React Routerをはじめよう
なぜこの記事を書いたのか
React自体を触りはじめて、 「ページを増やすにはどうしたらいいの?」「URLごとに表示を変えたい」 という壁にぶつかった方も多いはず。私自身もそうでした。
React Router は昔からある定番のライブラリですが、最近のアップデートで使い方がずいぶんモダンになりました。
この記事では、私がつまずいたポイントや、「こうすれば楽に実装できる!」と感じた便利な機能を中心にまとめていますので、ぜひ参考にしてみてください。
最近のAIコーディングと学習のモチベーション
最近では、AIエージェントを活用したコーディングが主流になっているため、細かい仕様や文化を知らなくても誰もがスピーディにアプリを実装できる世界観に変わってきていますが、フレームワークの全体像や仕組みを知っている状態でコード生成に臨むのと、そうでないのとでは、生成物に対する姿勢が全く異なります。
例えばあなたがレストランのオーナーだとして、料理長がAIだと例えてみます。自分の全く知らない原材料・調理工程でAIがカレーをつくってくれたとします。美味しいうえに見た目も素晴らしいときていますが、中身は謎に包まれたままです。これをこのままお客さまに出せるでしょうか?AIコーディングでのアプリ作成も同じではないかと私は考えています。
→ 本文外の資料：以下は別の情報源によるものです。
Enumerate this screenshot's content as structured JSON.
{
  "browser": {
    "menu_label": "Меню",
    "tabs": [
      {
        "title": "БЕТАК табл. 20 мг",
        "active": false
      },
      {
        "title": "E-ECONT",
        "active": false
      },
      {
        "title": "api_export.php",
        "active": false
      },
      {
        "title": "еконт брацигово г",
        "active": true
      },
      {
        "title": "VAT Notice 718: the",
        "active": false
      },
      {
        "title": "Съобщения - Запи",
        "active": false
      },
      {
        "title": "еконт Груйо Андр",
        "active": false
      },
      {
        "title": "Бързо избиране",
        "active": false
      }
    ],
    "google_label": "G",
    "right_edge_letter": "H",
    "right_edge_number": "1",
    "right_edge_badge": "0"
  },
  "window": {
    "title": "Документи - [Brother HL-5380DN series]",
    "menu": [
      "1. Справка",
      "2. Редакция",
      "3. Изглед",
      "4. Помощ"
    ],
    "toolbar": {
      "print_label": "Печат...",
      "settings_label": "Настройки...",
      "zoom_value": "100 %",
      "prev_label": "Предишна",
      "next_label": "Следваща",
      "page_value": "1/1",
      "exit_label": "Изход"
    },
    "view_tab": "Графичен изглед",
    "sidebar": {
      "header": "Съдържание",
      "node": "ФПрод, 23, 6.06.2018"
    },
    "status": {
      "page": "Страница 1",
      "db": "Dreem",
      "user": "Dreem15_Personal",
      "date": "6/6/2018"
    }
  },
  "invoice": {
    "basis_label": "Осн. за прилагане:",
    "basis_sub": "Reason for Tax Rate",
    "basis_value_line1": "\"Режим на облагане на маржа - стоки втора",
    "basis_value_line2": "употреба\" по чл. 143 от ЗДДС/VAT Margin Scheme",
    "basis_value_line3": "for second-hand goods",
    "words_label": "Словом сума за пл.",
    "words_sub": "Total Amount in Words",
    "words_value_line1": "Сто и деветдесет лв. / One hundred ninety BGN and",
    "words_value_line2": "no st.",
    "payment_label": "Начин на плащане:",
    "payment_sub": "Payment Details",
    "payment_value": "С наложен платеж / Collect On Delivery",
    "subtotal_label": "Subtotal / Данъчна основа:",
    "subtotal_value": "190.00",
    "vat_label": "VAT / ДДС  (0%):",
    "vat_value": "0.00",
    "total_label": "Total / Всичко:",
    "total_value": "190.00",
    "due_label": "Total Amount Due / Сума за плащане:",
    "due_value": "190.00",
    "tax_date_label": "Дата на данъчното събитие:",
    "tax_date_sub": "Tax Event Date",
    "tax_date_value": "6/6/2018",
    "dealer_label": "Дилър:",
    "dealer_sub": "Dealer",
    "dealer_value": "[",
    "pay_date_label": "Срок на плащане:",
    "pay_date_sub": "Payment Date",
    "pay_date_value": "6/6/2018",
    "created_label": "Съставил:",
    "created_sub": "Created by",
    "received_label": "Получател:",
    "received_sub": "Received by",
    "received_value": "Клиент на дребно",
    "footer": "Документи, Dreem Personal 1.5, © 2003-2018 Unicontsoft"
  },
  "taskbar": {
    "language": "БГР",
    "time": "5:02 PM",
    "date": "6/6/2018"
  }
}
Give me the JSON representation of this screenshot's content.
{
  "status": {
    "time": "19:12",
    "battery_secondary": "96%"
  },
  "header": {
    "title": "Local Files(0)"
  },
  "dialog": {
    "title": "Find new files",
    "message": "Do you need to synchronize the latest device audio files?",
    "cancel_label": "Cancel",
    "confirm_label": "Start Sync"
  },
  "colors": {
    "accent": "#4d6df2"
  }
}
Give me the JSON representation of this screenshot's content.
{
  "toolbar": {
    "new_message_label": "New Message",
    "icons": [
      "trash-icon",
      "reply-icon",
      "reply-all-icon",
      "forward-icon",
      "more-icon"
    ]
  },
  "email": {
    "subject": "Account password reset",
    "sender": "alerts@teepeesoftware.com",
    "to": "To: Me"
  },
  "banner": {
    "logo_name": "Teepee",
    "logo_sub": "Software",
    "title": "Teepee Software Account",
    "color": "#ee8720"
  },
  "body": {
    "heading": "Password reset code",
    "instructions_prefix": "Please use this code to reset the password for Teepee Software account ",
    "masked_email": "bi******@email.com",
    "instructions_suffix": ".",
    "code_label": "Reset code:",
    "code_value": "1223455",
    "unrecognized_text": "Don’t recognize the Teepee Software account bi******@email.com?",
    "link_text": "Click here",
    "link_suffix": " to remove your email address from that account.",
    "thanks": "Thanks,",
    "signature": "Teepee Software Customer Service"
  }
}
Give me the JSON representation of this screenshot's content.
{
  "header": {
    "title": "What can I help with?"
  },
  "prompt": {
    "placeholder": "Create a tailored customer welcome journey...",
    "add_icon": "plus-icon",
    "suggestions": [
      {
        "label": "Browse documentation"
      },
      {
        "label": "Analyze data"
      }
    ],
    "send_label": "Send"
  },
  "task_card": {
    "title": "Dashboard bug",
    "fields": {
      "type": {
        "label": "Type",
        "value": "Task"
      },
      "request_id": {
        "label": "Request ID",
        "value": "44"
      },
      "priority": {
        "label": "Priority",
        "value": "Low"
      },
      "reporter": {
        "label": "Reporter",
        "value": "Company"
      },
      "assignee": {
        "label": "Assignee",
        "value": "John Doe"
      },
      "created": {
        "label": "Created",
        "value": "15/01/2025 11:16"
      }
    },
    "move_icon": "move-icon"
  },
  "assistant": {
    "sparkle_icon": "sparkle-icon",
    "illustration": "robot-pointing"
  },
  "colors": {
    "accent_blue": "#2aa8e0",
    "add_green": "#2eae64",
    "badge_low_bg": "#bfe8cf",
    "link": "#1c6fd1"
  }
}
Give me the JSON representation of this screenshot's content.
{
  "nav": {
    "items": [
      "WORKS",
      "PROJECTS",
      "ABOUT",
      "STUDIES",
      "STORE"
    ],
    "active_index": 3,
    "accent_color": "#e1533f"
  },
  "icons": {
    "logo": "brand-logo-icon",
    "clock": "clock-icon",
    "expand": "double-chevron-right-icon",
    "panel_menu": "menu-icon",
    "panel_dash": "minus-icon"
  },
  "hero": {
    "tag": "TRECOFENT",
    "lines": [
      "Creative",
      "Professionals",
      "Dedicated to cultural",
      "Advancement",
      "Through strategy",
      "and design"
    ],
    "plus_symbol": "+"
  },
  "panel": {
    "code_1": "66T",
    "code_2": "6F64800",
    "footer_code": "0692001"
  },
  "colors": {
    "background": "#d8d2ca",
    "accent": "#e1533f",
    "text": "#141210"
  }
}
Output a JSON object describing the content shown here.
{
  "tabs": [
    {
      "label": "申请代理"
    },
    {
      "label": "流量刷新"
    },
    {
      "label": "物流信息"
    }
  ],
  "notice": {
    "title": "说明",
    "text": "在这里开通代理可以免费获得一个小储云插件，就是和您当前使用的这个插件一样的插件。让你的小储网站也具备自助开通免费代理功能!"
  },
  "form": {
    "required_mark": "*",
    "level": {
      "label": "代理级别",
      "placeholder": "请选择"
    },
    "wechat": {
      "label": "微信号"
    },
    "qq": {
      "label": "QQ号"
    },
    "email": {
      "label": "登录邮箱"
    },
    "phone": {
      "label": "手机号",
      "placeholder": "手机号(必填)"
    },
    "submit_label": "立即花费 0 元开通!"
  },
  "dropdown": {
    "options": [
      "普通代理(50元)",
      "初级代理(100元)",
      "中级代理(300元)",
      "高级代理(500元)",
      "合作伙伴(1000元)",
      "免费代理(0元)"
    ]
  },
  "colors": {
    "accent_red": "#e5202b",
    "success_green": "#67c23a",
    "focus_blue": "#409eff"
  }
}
なぞのアプリをそのままお客さまに納品できるでしょうか、ということです。
料理の例えに戻ると、材料や基本的なレシピ、工程、完成品のイメージをAIに的確に指示し、AIは調理を爆速で仕上げてくれる。これなら安心して料理を提供できそうですよね。出来上がってきたものが想定外だった、あるいは、調理の途中で失敗したとしても、はじめに方針を与えたのはオーナーの自分ですから、失敗原因の把握と解決もスムーズになります。アプリ作成でいえば以下のイメージです。
- 材料=言語(typescript, python, javaなど)
- レシピ=フレームワーク(Next.js, React router, djangoなど)
- 工程=こなしていくタスク(設計〜コーディング〜テストなど)
- 完成品=アプリ
アプリ作りでも材料・レシピ・工程の基本知識は押さえておき、「AIをつかう」という姿勢を持ちたい、と私は考えています。
React Routerとは
Reactアプリケーションに「いい感じのページ遷移」を追加してくれる定番ライブラリです。
ルーティングのお仕事
普通、Webサイトにはトップページや問い合わせページなど、いくつかのURLがありますよね。
URLに合わせて、表示する部品(コンポーネント)をパッと切り替えてくれるのが「ルーティング」の役割です。
導入するメリット
Reactはもともと「部品」を作るのが得意なライブラリですが、標準ではURLの切り替え機能を持っていません。
React Routerを使うと、ブラウザの「戻る・進む」ボタンがスムーズに使えるようになったり、複雑なURLの管理がとっても簡単になります。
ページ遷移が爆速になる仕組み (SPA)
React Router を使うと、いわゆる「SPA(シングルページアプリケーション)」という仕組みになります。
これまで:ページ全体を読み直す
リンクをクリックするたびに、画面が真っ白になって全体の読み込みを待つ必要がありました。
これから:必要なパーツだけ差し替える
React Router を使ったページ遷移では、 「今いる場所のデータやパーツだけ」 をサッと入れ替えます。
画面がカクカクせず、スマホアプリのようなヌルヌルとした操作感になるのが特徴です。
最近の進化 (Remixとの統合)
React Router は最近、人気のフレームワークである Remix と統合されるなど、大きな進化を遂げました。
「単なるリンクの切り替え」だけでなく、「データを読み込む(loader)」や「フォームを送信する(action)」といった面倒な処理も、ライブラリにお任せできるようになっています。
一見難しそうに聞こえるかもしれませんが、使いこなせればコードが劇的にスッキリします。
このシリーズでは、基本から実際に役立つ便利な機能までを、順番に紹介していきます!
更新履歴
- 2025-01-04 : AIエージェントコーディングと本件学習のモチベーションについて追加しました。